Mr. Darcy treated his role as godfather as a sacred and serious obligation.
It was his duty to see that his godchildren were raised with proper principles and provided with a situation appropriate to their birth and Mr. Darcy’s consequence.
Thus, he needed to secure a respectable establishment for George Wickham and Jane Bennet.
This would be cheaper if they married each other.
Further, Mr. Darcy liked the idea of keeping them near, to be comforts for him in his old age.
This gentleman had no desire to see his own son in the role of being a ‘comfort for his old age’.
His son ought to spend his time while his father was still alive gaining glory and friends amongst the other sons of great estates in England, while his daughter would marry very well—but perhaps distantly.
Not long after George started to speak, Mr. Darcy determined that he would give the charming young lad, who insisted on loudly saying his prayers in front of everyone, a place in the church.
There were several substantial livings under Mr. Darcy’s control, and he planned to give him the one at Kympton, which would make him George Darcy’s own rector, when the boy reached the proper age.
If he gave a substantial addition to Jane Bennet’s dowry, such a marriage would create an establishment where both parties had every claim to gentility and consequence.
Besides, if they both continued to have such appealing looks into adulthood, they would be a couple well matched in appearance, and they would draw the admiration of all who saw them.
Mr. Darcy was, of course, not a woman. It was not for him to engage in twisty tricks and endless stratagems to see a match made.
No, he was a gentleman.
And he was a man who in most matters—that is, matters that did not involve the education of his only son—was quite willing to accept that other individuals would make their own decisions and pursue their own happiness, or destruction, in their own way.
He could only surround those he cared for with circumstances that encouraged them to do rightly.
For these reasons, Mr. Darcy brought George with him the next time he stayed with Mr. Bennet—it was his habit to stop at Longbourn for a week while either on the road to London for the season, or when returning.
The two children quickly became close friends.
It was as though George understood exactly what Mr. Darcy hoped for him to do without being told—it so often seemed that way with George.
Jane Bennet was six years old, while George was eight, almost nine. It was a close enough age for them to strike up an easy friendship.
During these visits, Fitzwilliam chiefly spent his time eagerly listening and soaking in knowledge as Mr. Bennet and Mr. Darcy discoursed upon many diverse topics.
Or he read books by himself. Always Mr. Bennet insisted on keeping little Lizzy in the room with him.
He doted on the child to a ridiculous extent, and often when she asked ‘why’ he would stop the conversation to explain the matter to her, using different modes of explanation when she asked ‘why’ a second and a third time.
Mr. Darcy approved of this, even though the presence of the little girl disrupted the most serious aspects of their own conversation.
Poor Bennet did not have a son.
It was clear to Mr.

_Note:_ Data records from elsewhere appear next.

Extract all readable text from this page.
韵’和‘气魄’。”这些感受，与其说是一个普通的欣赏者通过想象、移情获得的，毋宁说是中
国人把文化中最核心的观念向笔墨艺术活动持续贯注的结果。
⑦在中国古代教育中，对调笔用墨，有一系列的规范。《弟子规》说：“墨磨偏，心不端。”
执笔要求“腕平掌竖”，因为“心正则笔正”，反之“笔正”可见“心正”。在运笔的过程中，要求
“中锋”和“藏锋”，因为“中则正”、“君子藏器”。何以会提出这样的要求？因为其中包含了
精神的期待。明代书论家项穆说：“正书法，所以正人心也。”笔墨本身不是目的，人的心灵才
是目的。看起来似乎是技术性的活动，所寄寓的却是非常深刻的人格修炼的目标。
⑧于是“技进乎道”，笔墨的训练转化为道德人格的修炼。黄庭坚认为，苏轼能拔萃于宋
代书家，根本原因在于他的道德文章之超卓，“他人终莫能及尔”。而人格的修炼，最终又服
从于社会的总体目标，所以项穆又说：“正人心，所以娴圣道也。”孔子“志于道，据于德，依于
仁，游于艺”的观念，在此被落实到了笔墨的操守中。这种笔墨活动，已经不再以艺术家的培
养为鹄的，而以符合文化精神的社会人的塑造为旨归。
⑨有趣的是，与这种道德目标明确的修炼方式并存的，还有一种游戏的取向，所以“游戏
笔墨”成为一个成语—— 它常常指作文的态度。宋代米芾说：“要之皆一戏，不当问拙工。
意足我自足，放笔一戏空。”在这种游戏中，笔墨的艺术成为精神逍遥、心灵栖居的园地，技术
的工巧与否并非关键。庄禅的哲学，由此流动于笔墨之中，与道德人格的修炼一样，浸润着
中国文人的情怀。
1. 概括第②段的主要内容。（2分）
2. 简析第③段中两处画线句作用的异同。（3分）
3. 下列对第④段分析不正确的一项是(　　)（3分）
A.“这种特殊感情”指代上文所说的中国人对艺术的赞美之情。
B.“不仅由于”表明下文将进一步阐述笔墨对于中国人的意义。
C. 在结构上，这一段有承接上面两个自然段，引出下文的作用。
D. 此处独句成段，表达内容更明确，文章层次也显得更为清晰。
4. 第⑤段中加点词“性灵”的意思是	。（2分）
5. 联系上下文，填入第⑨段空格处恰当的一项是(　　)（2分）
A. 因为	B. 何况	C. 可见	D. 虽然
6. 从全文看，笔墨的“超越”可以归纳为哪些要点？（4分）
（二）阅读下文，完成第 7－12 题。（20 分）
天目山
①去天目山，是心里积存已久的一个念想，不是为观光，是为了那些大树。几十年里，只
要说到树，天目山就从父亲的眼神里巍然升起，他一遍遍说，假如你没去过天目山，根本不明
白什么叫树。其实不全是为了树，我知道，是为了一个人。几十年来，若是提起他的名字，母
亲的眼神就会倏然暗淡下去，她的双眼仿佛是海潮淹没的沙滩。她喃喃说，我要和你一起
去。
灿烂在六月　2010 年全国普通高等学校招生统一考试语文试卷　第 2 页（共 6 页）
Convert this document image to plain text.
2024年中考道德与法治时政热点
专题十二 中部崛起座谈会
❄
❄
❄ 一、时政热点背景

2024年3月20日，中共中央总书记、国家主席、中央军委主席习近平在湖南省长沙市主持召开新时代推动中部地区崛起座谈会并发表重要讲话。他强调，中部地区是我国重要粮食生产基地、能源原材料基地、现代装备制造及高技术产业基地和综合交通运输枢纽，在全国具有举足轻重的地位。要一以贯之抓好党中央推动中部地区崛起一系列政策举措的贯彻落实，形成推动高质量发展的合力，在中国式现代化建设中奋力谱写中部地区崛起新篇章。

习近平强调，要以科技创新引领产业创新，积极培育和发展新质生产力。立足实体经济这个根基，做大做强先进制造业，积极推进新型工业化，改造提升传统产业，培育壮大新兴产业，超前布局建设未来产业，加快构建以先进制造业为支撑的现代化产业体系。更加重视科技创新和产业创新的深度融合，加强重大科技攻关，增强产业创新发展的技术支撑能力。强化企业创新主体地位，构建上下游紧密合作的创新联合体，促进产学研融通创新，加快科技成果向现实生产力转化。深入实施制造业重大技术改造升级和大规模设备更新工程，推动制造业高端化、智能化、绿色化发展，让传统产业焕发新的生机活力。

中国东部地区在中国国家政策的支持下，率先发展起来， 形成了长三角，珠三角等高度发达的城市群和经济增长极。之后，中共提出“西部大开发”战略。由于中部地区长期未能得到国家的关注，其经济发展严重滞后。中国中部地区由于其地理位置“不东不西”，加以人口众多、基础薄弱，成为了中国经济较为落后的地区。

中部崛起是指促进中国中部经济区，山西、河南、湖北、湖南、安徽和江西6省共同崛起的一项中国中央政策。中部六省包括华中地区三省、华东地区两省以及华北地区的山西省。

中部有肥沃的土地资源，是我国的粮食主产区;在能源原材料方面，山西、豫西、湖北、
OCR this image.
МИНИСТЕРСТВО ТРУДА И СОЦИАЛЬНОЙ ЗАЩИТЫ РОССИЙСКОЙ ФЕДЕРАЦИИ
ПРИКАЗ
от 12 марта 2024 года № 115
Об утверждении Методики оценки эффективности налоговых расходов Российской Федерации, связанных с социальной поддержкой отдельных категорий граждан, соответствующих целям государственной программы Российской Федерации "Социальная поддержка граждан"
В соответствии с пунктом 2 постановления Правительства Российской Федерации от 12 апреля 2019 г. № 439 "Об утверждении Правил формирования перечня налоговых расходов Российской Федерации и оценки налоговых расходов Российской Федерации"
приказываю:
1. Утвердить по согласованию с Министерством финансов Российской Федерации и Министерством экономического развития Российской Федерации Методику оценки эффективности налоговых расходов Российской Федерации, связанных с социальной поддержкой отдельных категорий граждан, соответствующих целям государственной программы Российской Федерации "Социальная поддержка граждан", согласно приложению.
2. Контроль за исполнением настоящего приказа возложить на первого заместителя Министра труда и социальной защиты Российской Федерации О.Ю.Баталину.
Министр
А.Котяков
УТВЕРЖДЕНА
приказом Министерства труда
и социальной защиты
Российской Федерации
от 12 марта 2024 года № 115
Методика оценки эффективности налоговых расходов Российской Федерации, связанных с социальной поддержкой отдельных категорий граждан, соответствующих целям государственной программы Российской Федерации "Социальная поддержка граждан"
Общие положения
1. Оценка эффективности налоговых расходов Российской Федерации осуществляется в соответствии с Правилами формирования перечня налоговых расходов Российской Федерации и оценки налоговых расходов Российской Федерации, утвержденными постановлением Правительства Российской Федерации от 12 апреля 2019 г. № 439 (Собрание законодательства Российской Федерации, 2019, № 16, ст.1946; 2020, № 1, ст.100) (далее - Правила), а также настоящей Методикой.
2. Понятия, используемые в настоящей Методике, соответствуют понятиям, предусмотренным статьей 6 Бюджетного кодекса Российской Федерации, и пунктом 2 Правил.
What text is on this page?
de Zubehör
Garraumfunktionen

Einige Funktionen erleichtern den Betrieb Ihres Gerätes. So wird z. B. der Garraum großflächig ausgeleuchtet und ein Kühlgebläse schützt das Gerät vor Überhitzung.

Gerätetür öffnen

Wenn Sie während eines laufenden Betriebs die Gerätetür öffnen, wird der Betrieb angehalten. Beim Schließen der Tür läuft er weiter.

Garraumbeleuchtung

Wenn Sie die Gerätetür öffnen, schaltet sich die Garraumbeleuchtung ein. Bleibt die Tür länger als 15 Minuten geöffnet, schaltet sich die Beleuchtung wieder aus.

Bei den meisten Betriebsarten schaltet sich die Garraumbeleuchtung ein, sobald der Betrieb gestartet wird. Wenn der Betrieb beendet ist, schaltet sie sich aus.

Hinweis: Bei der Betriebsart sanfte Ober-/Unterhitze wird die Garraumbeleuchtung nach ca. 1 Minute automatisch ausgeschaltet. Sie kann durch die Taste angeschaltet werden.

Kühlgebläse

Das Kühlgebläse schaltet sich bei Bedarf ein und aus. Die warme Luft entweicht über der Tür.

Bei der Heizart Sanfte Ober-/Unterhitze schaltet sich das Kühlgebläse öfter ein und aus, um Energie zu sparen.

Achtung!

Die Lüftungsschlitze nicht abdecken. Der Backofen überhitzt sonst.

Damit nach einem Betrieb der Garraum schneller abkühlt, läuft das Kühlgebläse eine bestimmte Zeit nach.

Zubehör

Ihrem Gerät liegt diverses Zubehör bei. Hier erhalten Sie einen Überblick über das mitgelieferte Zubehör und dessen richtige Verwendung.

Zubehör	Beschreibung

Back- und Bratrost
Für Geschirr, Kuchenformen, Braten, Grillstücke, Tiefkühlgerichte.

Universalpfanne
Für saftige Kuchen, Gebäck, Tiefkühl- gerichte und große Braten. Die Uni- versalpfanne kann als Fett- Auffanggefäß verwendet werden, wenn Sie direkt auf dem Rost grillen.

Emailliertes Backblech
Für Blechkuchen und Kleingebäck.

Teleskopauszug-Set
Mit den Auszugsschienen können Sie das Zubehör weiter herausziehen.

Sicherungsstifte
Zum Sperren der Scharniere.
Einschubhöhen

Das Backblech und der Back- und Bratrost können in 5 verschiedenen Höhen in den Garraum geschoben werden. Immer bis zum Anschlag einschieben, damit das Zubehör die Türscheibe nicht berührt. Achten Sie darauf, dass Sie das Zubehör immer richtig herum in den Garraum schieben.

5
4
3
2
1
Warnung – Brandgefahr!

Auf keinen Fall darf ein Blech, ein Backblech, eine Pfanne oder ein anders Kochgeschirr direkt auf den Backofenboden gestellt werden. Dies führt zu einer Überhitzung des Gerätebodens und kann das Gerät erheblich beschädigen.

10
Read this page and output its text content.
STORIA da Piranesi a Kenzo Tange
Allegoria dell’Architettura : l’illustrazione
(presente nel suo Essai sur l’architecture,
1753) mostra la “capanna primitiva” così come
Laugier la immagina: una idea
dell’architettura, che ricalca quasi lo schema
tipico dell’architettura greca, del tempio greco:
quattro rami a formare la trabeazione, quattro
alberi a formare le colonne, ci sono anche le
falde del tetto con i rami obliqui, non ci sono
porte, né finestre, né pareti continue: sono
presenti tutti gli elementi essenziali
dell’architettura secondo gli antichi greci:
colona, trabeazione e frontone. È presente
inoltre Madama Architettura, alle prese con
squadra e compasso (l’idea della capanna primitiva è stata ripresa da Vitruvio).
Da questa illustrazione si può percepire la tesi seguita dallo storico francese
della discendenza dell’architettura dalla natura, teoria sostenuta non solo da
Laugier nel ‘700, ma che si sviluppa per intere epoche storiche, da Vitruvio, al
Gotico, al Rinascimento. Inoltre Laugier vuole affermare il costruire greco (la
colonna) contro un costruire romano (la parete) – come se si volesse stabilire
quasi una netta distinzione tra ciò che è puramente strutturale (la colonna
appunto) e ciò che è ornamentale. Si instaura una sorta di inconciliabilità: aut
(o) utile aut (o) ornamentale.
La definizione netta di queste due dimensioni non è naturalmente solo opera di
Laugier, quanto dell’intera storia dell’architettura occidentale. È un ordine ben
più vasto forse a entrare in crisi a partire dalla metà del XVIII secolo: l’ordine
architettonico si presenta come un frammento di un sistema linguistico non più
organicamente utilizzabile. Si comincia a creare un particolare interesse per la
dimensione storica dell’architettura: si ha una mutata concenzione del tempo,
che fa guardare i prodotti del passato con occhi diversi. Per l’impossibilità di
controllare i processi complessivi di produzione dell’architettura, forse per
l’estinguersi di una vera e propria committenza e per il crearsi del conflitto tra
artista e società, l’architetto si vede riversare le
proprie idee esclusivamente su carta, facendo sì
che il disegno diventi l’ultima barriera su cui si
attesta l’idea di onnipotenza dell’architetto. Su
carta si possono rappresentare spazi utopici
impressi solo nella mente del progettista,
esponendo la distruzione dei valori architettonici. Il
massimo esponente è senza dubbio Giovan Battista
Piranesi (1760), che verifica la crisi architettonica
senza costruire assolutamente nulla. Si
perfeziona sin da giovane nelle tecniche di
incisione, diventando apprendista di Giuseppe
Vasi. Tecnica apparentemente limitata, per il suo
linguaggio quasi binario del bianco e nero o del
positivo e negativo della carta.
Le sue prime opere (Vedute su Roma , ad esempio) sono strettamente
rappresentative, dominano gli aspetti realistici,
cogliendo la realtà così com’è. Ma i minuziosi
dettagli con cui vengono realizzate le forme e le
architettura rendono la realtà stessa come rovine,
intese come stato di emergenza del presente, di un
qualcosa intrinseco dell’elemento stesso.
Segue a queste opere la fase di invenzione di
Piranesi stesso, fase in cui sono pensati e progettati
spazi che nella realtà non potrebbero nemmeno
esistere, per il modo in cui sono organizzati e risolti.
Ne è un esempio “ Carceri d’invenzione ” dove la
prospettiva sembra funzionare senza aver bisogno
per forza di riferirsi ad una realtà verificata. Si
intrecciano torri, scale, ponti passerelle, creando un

Darcy that his friend’s efforts to educate Elizabeth were in the vain hope of filling the aching void in his heart that was impossible to patch without a true heir.
Fitzwilliam rode all the roads around Hertfordshire, climbed all of the hills, and proved himself to be a better shot than any boy his age amongst the young gentry of Meryton.
Mr. Darcy was so terribly proud of Fitzwilliam that sometimes his very soul ached with joy.